Тогда-то сделалась тривиальной, самоочевидной мысль, что жесткий курс успокоил страну, и часто сопоставляли железного Николая I, при котором был порядок и никто не смел покушаться, с «мягким Александром II», который уступал и был преследуем, как лесная дичь, пока не сделался охотничьим трофеем народовольцев.

Но как ни превозносились николаевские времена, серьезно никто не верил (разве что в мечтах, беседах), что можно их полностью вернуть, — и дело тут не в доброте или злобе правителей, а в необратимости происходящих исторических процессов.

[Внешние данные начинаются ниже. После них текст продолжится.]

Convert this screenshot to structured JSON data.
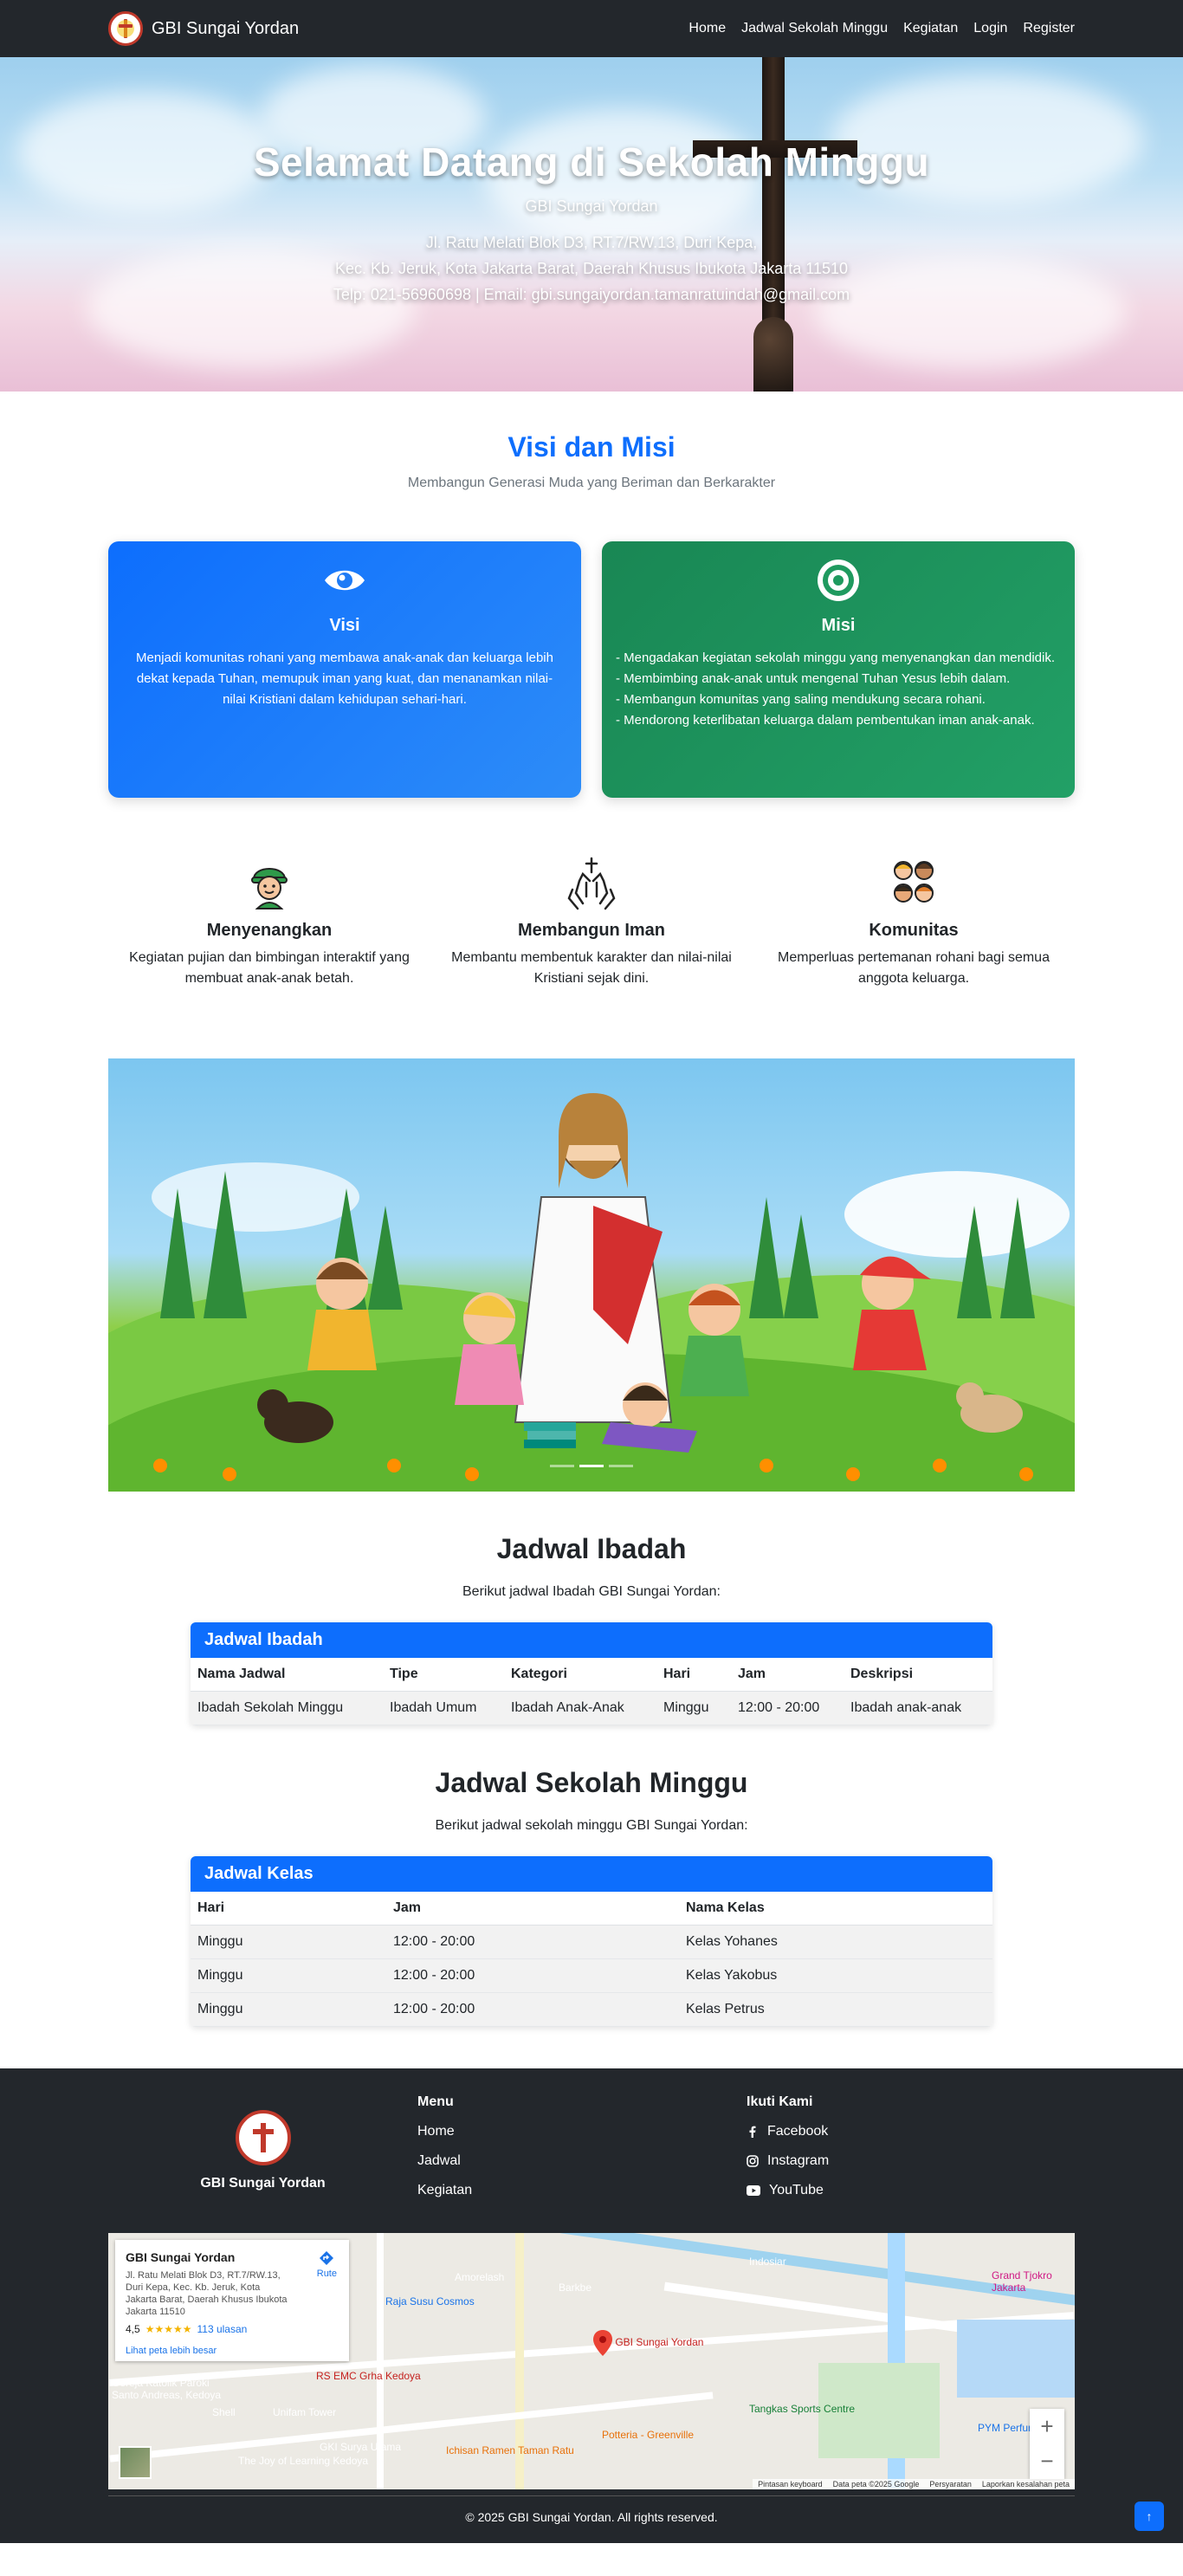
{
  "navbar": {
    "brand": "GBI Sungai Yordan",
    "links": [
      "Home",
      "Jadwal Sekolah Minggu",
      "Kegiatan",
      "Login",
      "Register"
    ]
  },
  "hero": {
    "title": "Selamat Datang di Sekolah Minggu",
    "subtitle": "GBI Sungai Yordan",
    "address_line1": "Jl. Ratu Melati Blok D3, RT.7/RW.13, Duri Kepa,",
    "address_line2": "Kec. Kb. Jeruk, Kota Jakarta Barat, Daerah Khusus Ibukota Jakarta 11510",
    "contact_line": "Telp: 021-56960698 | Email: gbi.sungaiyordan.tamanratuindah@gmail.com"
  },
  "visi_misi": {
    "title": "Visi dan Misi",
    "subtitle": "Membangun Generasi Muda yang Beriman dan Berkarakter",
    "visi": {
      "icon": "eye-icon",
      "title": "Visi",
      "text": "Menjadi komunitas rohani yang membawa anak-anak dan keluarga lebih dekat kepada Tuhan, memupuk iman yang kuat, dan menanamkan nilai-nilai Kristiani dalam kehidupan sehari-hari."
    },
    "misi": {
      "icon": "bullseye-icon",
      "title": "Misi",
      "items": [
        "- Mengadakan kegiatan sekolah minggu yang menyenangkan dan mendidik.",
        "- Membimbing anak-anak untuk mengenal Tuhan Yesus lebih dalam.",
        "- Membangun komunitas yang saling mendukung secara rohani.",
        "- Mendorong keterlibatan keluarga dalam pembentukan iman anak-anak."
      ]
    }
  },
  "features": [
    {
      "icon": "child-icon",
      "title": "Menyenangkan",
      "text": "Kegiatan pujian dan bimbingan interaktif yang membuat anak-anak betah."
    },
    {
      "icon": "praying-hands-icon",
      "title": "Membangun Iman",
      "text": "Membantu membentuk karakter dan nilai-nilai Kristiani sejak dini."
    },
    {
      "icon": "community-icon",
      "title": "Komunitas",
      "text": "Memperluas pertemanan rohani bagi semua anggota keluarga."
    }
  ],
  "carousel": {
    "slide_count": 3,
    "active_index": 1
  },
  "jadwal_ibadah": {
    "title": "Jadwal Ibadah",
    "subtitle": "Berikut jadwal Ibadah GBI Sungai Yordan:",
    "table_title": "Jadwal Ibadah",
    "headers": [
      "Nama Jadwal",
      "Tipe",
      "Kategori",
      "Hari",
      "Jam",
      "Deskripsi"
    ],
    "rows": [
      [
        "Ibadah Sekolah Minggu",
        "Ibadah Umum",
        "Ibadah Anak-Anak",
        "Minggu",
        "12:00 - 20:00",
        "Ibadah anak-anak"
      ]
    ]
  },
  "jadwal_sekolah": {
    "title": "Jadwal Sekolah Minggu",
    "subtitle": "Berikut jadwal sekolah minggu GBI Sungai Yordan:",
    "table_title": "Jadwal Kelas",
    "headers": [
      "Hari",
      "Jam",
      "Nama Kelas"
    ],
    "rows": [
      [
        "Minggu",
        "12:00 - 20:00",
        "Kelas Yohanes"
      ],
      [
        "Minggu",
        "12:00 - 20:00",
        "Kelas Yakobus"
      ],
      [
        "Minggu",
        "12:00 - 20:00",
        "Kelas Petrus"
      ]
    ]
  },
  "footer": {
    "brand": "GBI Sungai Yordan",
    "menu_title": "Menu",
    "menu": [
      "Home",
      "Jadwal",
      "Kegiatan"
    ],
    "social_title": "Ikuti Kami",
    "social": [
      {
        "icon": "facebook-icon",
        "label": "Facebook"
      },
      {
        "icon": "instagram-icon",
        "label": "Instagram"
      },
      {
        "icon": "youtube-icon",
        "label": "YouTube"
      }
    ],
    "copyright": "© 2025 GBI Sungai Yordan. All rights reserved.",
    "back_to_top": "↑"
  },
  "map": {
    "place_title": "GBI Sungai Yordan",
    "place_address": "Jl. Ratu Melati Blok D3, RT.7/RW.13, Duri Kepa, Kec. Kb. Jeruk, Kota Jakarta Barat, Daerah Khusus Ibukota Jakarta 11510",
    "rating": "4,5",
    "stars": "★★★★★",
    "reviews": "113 ulasan",
    "larger_map": "Lihat peta lebih besar",
    "route": "Rute",
    "pin_label": "GBI Sungai Yordan",
    "labels": [
      "Amorelash",
      "Raja Susu Cosmos",
      "Barkbe",
      "Indosiar",
      "RS EMC Grha Kedoya",
      "Shell",
      "Unifam Tower",
      "GKI Surya Utama",
      "Ichisan Ramen Taman Ratu",
      "Potteria - Greenville",
      "Tangkas Sports Centre",
      "Gereja Katolik Paroki Santo Andreas, Kedoya",
      "The Joy of Learning Kedoya",
      "PYM Perfume",
      "Grand Tjokro Jakarta"
    ],
    "zoom_in": "+",
    "zoom_out": "−",
    "footer_items": [
      "Pintasan keyboard",
      "Data peta ©2025 Google",
      "Persyaratan",
      "Laporkan kesalahan peta"
    ]
  }
}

Самодержавие Александра III было плохим, но не могло стать еще хуже. Половцова этот вопрос, кстати, очень занимал: он вздрагивал при исторических аналогиях. На премьере оперы Рубинштейна «Купец Калашников» царь был доволен, государственный же секретарь был недоволен царем: «…самые сцены могут возбудить в толпе одно лишь отвращение к дикому произволу. Все это представление нечто вроде „Le roi s’amuse“[351], переложенное на татарские нравы. Какая надобность отождествлять это с принципом верховной власти и притом по возможности в наглядной форме?!» Для Половцова Павел I, Иван Грозный («одичалый до грубости своенравец») — это ужасные явления, которые не должны повторяться в России. Выступая против своевольного вмешательства верховной власти в гражданское правосудие, он замечает, что «легко переступить ту черту, которая отделяет правительства монархические, самодержавные от деспотических, азиатских правительств с отличающею их спутанностью и беспорядочностью…».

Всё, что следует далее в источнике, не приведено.